Insurance Commissioner Joseph Murphy said he had rejected 235 of 274 proposed rate increases because they included “excessive increases and rates unreasonable relative to the benefits provided.”

Blue Cross Blue Shield of Massachusetts, the state’s largest private insurer, said in a statement: “We share concerns about the current rate of premium increases, but arbitrary government price controls will not solve the problem and will likely cause unintended harmful consequences.”

Michael Widmer, president of the Massachusetts Taxpayers Foundation, which represents insurers, health care providers and an array of area businesses, termed the action “arbitrary and capricious.”

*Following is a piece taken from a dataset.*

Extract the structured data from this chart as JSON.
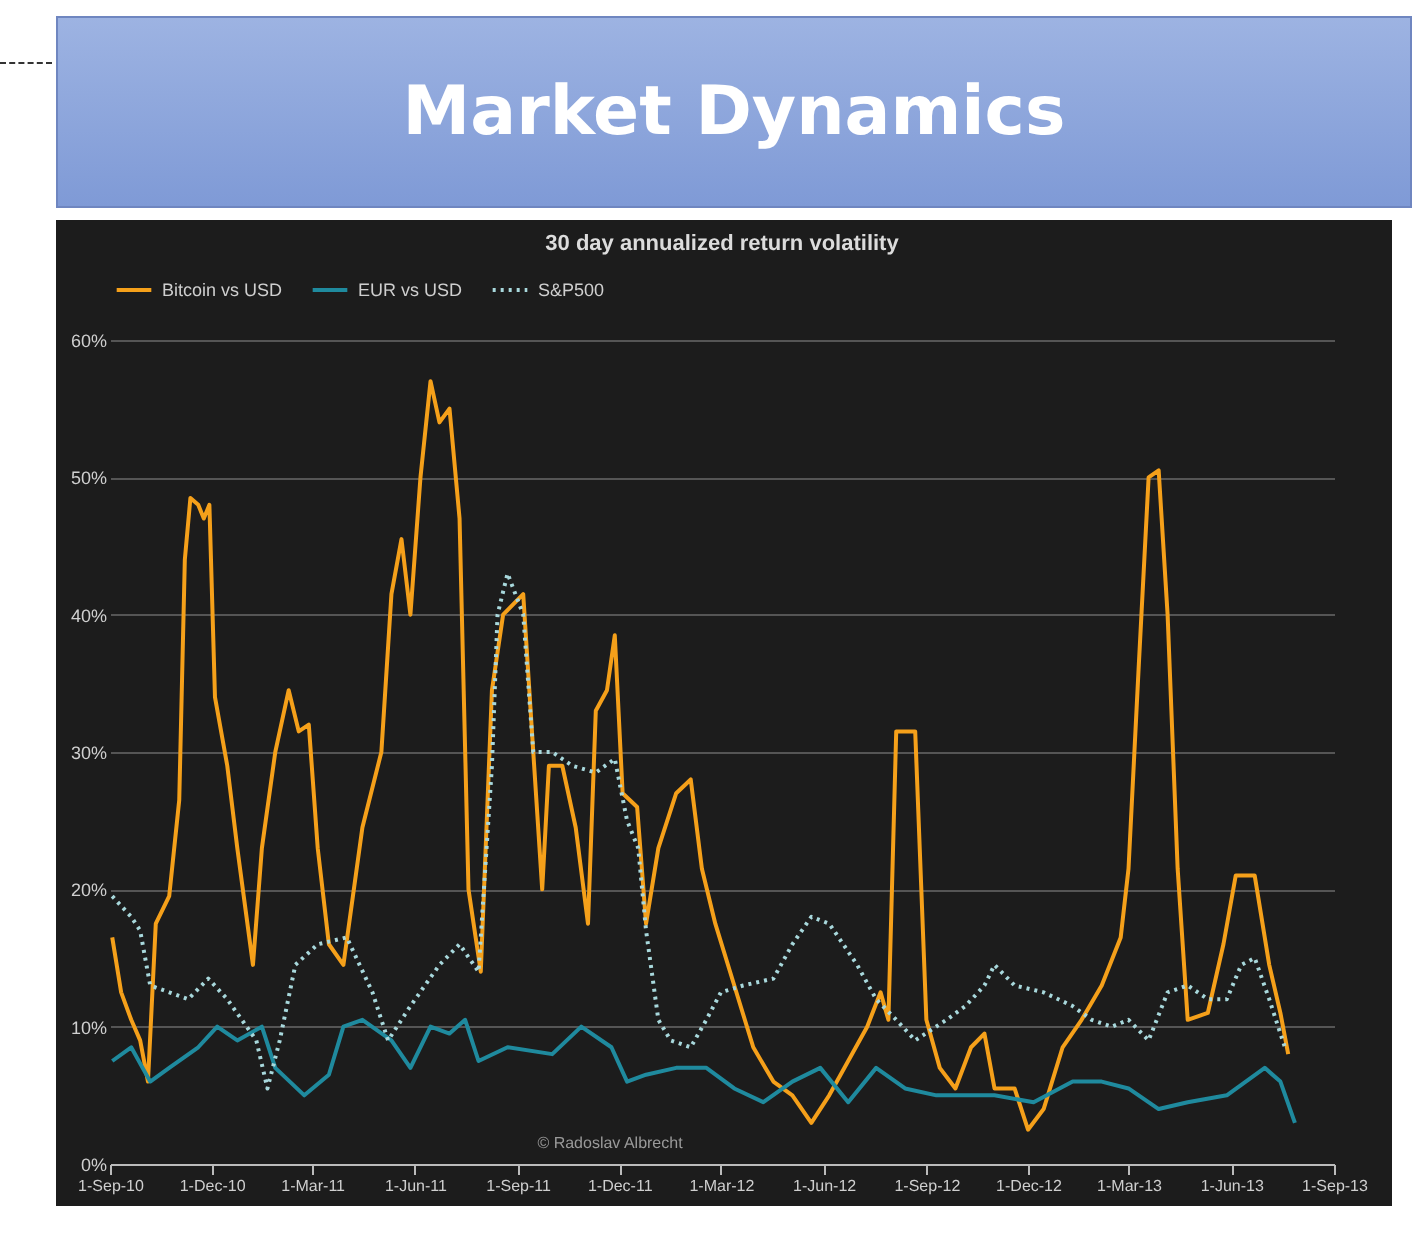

Is it conceivable that politics played a role in Murphy’s ruling?

The announcement had political overtones: Gov. Deval Patrick, a Democrat, is seeking re-election this fall against a field that includes Republican Charles Baker, the former president of Harvard Pilgrim Health Care.

Patrick is staking himself out as the guardian of small businesses and middle-class voters, and trying to cast Baker as an industry protector. The governor argues that small businesses are limiting their hiring because they cannot cope with double-digit health care premium increases…

“The governor’s actions today represent an election-year gimmick which fails to address the underlying causes of increased health care costs,” said Baker spokesman Rick Gorka.

Patrick aides sought to bring attention to the governor’s announcement by inviting reporters to his appearance at the Chelsea Clock Co. It occurred moments after the Division of Insurance released its statement.

The theatrics harkened back to testimony Patrick gave last month before a legislative committee reviewing the provider cost-increase cap. Aides also assembled reporters for that event, and Patrick emerged to accuse Baker and Treasurer Timothy Cahill, waging an independent run for governor, of inaction on the issue.

The insurance division rejected the rate filings through an emergency regulation announced by Governor Patrick in February.